Talking with Amrit about India at lunch: On Wednesday at lunch, Rob and I sat down with Amrit Garg of Upside Learning Solutions. Amrit had come all the way from India to attend the conference. It was interesting to talk with him about the incredible changes happening in India right now.

Talking with Anders Gronstedt of the Gronstedt Group about Second Life: I signed up for a face-to-face session with Anders Gronstedt of the Gronstedt Group because he was listed as a Second Life expert. Last year, I had been experimenting with Second Life, but then my system started crashing every time I went in world. When I searched through the help materials at Linden Labs, I discovered that I did not have a powerful enough graphics card. To me, this seemed like rather a huge hurdle for getting corporate America into Second Life. My computer is a fairly standard issue Dell. So, I assumed that if I was having problems, lots of other people were. Certainly, several other people in my company were also having problems. But Anders assured me that it was NOT a widespread problem, and that any computer less than 3 years old should be able to handle the Second Life graphics. Since that 20-minute conversation, Anders has provided me with lots of good information on both Second Life and podcasting. And it looks like he may be presenting on Training in Second Life to my company.

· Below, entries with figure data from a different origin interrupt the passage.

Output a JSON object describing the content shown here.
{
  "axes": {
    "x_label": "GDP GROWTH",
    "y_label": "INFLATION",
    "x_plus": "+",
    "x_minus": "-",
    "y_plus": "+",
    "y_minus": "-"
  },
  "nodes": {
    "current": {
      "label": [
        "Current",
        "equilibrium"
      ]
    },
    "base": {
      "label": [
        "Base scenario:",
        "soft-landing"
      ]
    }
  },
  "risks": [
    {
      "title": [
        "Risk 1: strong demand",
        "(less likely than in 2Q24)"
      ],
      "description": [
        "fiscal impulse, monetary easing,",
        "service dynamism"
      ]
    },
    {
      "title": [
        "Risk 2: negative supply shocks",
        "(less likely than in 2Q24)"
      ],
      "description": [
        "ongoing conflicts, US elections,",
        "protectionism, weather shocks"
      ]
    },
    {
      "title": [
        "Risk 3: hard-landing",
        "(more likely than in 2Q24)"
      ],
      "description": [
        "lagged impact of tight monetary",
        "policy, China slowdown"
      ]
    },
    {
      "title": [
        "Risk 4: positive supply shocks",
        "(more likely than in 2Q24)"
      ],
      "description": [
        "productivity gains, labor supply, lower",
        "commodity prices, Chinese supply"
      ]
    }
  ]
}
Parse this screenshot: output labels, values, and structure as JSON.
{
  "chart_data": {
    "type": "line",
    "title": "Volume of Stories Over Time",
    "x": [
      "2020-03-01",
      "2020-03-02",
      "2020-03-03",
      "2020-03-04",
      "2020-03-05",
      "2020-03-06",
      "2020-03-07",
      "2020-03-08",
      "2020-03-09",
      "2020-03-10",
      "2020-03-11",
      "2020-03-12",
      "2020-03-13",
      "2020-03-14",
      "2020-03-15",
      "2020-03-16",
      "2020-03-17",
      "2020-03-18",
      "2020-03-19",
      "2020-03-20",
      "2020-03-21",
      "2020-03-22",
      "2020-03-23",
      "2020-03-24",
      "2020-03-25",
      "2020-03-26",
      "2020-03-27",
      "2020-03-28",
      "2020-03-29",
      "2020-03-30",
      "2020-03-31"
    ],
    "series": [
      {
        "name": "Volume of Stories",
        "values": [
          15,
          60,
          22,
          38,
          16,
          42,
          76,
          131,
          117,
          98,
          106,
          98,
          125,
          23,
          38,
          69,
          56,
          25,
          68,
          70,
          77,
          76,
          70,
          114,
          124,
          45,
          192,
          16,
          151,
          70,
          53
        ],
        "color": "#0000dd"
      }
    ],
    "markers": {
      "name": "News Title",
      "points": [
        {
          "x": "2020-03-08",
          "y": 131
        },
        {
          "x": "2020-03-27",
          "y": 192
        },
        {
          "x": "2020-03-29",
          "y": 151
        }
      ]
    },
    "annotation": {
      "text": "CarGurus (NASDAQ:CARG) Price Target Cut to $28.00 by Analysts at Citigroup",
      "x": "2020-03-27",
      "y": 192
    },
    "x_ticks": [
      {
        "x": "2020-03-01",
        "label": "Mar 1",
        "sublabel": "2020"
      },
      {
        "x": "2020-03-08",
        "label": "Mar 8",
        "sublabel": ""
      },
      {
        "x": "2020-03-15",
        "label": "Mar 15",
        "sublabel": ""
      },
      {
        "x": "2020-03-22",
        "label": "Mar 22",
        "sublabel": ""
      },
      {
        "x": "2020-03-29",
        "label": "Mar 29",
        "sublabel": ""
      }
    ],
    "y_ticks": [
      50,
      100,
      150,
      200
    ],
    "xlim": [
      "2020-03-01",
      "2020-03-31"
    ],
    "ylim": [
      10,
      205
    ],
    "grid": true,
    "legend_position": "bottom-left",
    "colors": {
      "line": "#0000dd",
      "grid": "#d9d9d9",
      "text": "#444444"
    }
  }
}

Learning about conference organization at dinner with Silke Fleischer and friends:
After attending the Develop Professional-Quality Simulations session with Silke Fleischer and Matt Hanzel, Rob had asked Silke to help him with an Adobe Captivate problem. Their mutual problem-solving session ended in an invitation to dinner for Rob, and by default, me. We met Silke and the others at The County Line for the biggest beef ribs I’ve ever seen. Since Silke’s friends included TechKnowledge organizers Frank Nguyen, Jim Javenkoski, and Bob Mosher, talk centered on what was going well and what wasn’t at the conference. Rob and I told them about the technical problems we’d had in our session, and they listened carefully. It was an interesting crew and interesting conversation. I caught a tiny glimpse into all the effort and thought that goes into pulling a conference like this together.